Na década de 1980 eles já tinham saído com um tal de “walkman”, um rádio portátil que tocava fita cassete e conectado a um fone. Como dava pra ouvir música andando (walk), nada mais lógico ser chamado de walkman – homem caminhando, em tradução livre.
Voltemos ao pendrive que, aliás, falamos PAINdrive. Pain, em inglês, é dor. Uma vez encontrei um americano na praça de Chapada dos Guimarães e conversa vai, conversa vem, ele me perguntou porque nós brasileiros associávamos dor ao dispositivo. Hã?!
Em tempo, o nome flashdrive justifica-se pelo fato de ser usada memória flash na armazenagem dos dados.
Situação parecida aconteceu durante a Copa do Mundo de 2014. Eu era o locutor oficial do evento e tinha como coordenador de área um simpaticíssimo senhor inglês. Daí que antes das partidas, numa promoção do McDonald’s, cada seleção entrava em campo acompanhada de dez crianças, nomes estampados no telão.
Durante o ensaio (tudo lá era minuciosamente ensaiado) o inglês ficou encafifado com a grafia dos nomes dos nossos meninos e meninas. Quando ele viu “Maykon” na tela e eu pronunciando “Máikon, pirou o cabeção. Ele queria que eu dissesse “Meikon”, pronunciando o “may” como se fosse o mês de maio mesmo. Como explicar que focinho de porco não é tomada?
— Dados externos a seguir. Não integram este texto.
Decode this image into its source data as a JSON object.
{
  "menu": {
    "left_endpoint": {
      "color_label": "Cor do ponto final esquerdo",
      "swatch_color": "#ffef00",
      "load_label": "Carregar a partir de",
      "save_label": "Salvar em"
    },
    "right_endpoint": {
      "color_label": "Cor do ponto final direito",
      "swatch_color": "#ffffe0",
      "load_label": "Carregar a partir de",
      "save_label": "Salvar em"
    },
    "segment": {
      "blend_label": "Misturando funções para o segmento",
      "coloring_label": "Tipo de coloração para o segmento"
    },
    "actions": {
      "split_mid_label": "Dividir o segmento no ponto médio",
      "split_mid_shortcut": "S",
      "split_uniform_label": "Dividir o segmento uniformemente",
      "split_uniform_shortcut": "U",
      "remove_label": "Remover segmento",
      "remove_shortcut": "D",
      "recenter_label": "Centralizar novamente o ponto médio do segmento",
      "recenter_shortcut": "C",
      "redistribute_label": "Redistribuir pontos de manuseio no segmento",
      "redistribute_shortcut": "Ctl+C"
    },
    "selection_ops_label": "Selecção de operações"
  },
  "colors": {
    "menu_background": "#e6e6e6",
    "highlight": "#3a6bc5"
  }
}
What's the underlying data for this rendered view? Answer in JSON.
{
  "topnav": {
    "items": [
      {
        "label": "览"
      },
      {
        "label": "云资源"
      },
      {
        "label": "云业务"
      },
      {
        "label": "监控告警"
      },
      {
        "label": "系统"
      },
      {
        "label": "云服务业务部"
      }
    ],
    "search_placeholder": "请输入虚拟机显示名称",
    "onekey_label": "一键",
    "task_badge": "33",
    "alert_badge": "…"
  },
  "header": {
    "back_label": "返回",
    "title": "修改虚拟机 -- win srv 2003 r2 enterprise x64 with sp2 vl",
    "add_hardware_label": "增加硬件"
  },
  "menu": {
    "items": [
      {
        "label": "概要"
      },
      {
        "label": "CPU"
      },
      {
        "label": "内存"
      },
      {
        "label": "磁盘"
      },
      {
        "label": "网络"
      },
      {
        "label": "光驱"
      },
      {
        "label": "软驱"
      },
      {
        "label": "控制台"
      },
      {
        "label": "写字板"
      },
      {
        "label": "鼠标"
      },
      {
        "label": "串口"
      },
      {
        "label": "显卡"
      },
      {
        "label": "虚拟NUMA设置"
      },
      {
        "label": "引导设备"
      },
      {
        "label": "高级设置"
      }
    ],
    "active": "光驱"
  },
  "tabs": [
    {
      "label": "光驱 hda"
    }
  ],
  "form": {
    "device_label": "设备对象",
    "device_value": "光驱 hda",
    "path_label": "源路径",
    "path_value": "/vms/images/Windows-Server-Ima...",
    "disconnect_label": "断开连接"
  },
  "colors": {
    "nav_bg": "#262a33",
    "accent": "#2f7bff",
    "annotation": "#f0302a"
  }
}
Pacientemente falei pra ele que aquela situação esdrúxula era porque na verdade os pais batizaram o filho de Maykon achando que esta era a grafia correta de Michael, numa homenagem ao astro Michael Jackson.
De volta a Ruy Castro, ele termina seu artigo na Folha alegando que “se o Senado ratificar Eduardo Bolsonaro, teremos em Washington um embaixador que, como diria o inesquecível Telmo Martino, aprendeu inglês com… Tarzan”.
Permissão para discordar mestre, mas por mais absurdo que possa parecer, não há problema um embaixador não ter um inglês perfeito, mesmo porque os organismos internacionais oferecem tradutores para quem assim desejar.
Ano passado o embaixador francês Philippe Leglise-Costa abandonou furioso uma reunião da União Europeia ao ser informado que os embaixadores todos teriam de falar inglês, não podendo falar na língua nativa, prerrogativa garantida no estatuto da UE e de outros órgãos diplomáticos.
Pesquisei mas não consegui encontrar uma matéria antiga da revista Veja sobre o suposto multilinguismo do ex-presidente Fernando Henrique Cardoso. Nela, um diplomata americano reclamava da insistência de autoridades brasileiras de quererem falar inglês nas reuniões. O argumento foi qualquer coisa como “de que adianta eles (brasileiros) falarem um inglês que ninguém entende? Para isso existem os intérpretes oficiais”.
É fácil encontrar entrevista de FHC em inglês no Youtube. Se fosse pra passear na Disney ele se viraria bem, mas para falar de temas sensíveis de política internacional a coisa complica e muito.
Uma vez vi no Jornal Nacional FHC recebendo o título de Honoris Causa numa universidade britânica. Trajando a beca e capelo e incomodado com o calor, ele se vira para a mesa de honra e solta esta: “Can I take the hat out?” (Posso tirar o capelo?)
Incrível que possa parecer, o ex-presidente intelectual sociólogo conseguiu a proeza de cometer dois erros numa frase de seis palavras. Como estava numa situação formal, o correto seria começar com o modal “may”, ao invés de “can”. Como o capelo estava SOBRE e não DENTRO de sua cabeça, ele deveria ter usado a preposição “off”.
Digo tudo isso pra argumentar que a principal deficiência de Eduardo Bolsonaro para o cargo de embaixador não é a questão da fluência em inglês. Seu problema está na obtusidade do pensamento, ou total ausência dele. Se bem que não se deve esperar grande coisa de alguém que tem como mentor Olavo de Carvalho.
Pra finalizar, Eduardo Bolsonaro e sua turma nazifascista sofre do chamado efeito Dunning-Kruger, popularmente conhecido como Síndrome do Idiota Convencido. Nele, o sujeito que sabe pouquíssimo, ou nada, sobre determinado assunto, julga saber mais do que sumidades na área. Pior ainda: querem dar aula aos especialistas.
Johnny Marcus é natural de Cuiabá, tem 50 anos de idade e é jornalista formado pela Universidade Federal de Mato Grosso. Foi professor de inglês e interpretação de texto em língua portuguesa durante 25 anos nas principais escolas particulares de Cuiabá. Atuou como repórter nos jornais Correio de Mato Grosso, Circuito Mato Grosso, a Gazeta e na revista RDM. Como radialista trabalhou nas rádios Clube FM, Cuiabana FM, Centro América FM, Regional FM e foi o locutor oficial da Copa do Mundo da FIFA 2014 na Arena Pantanal.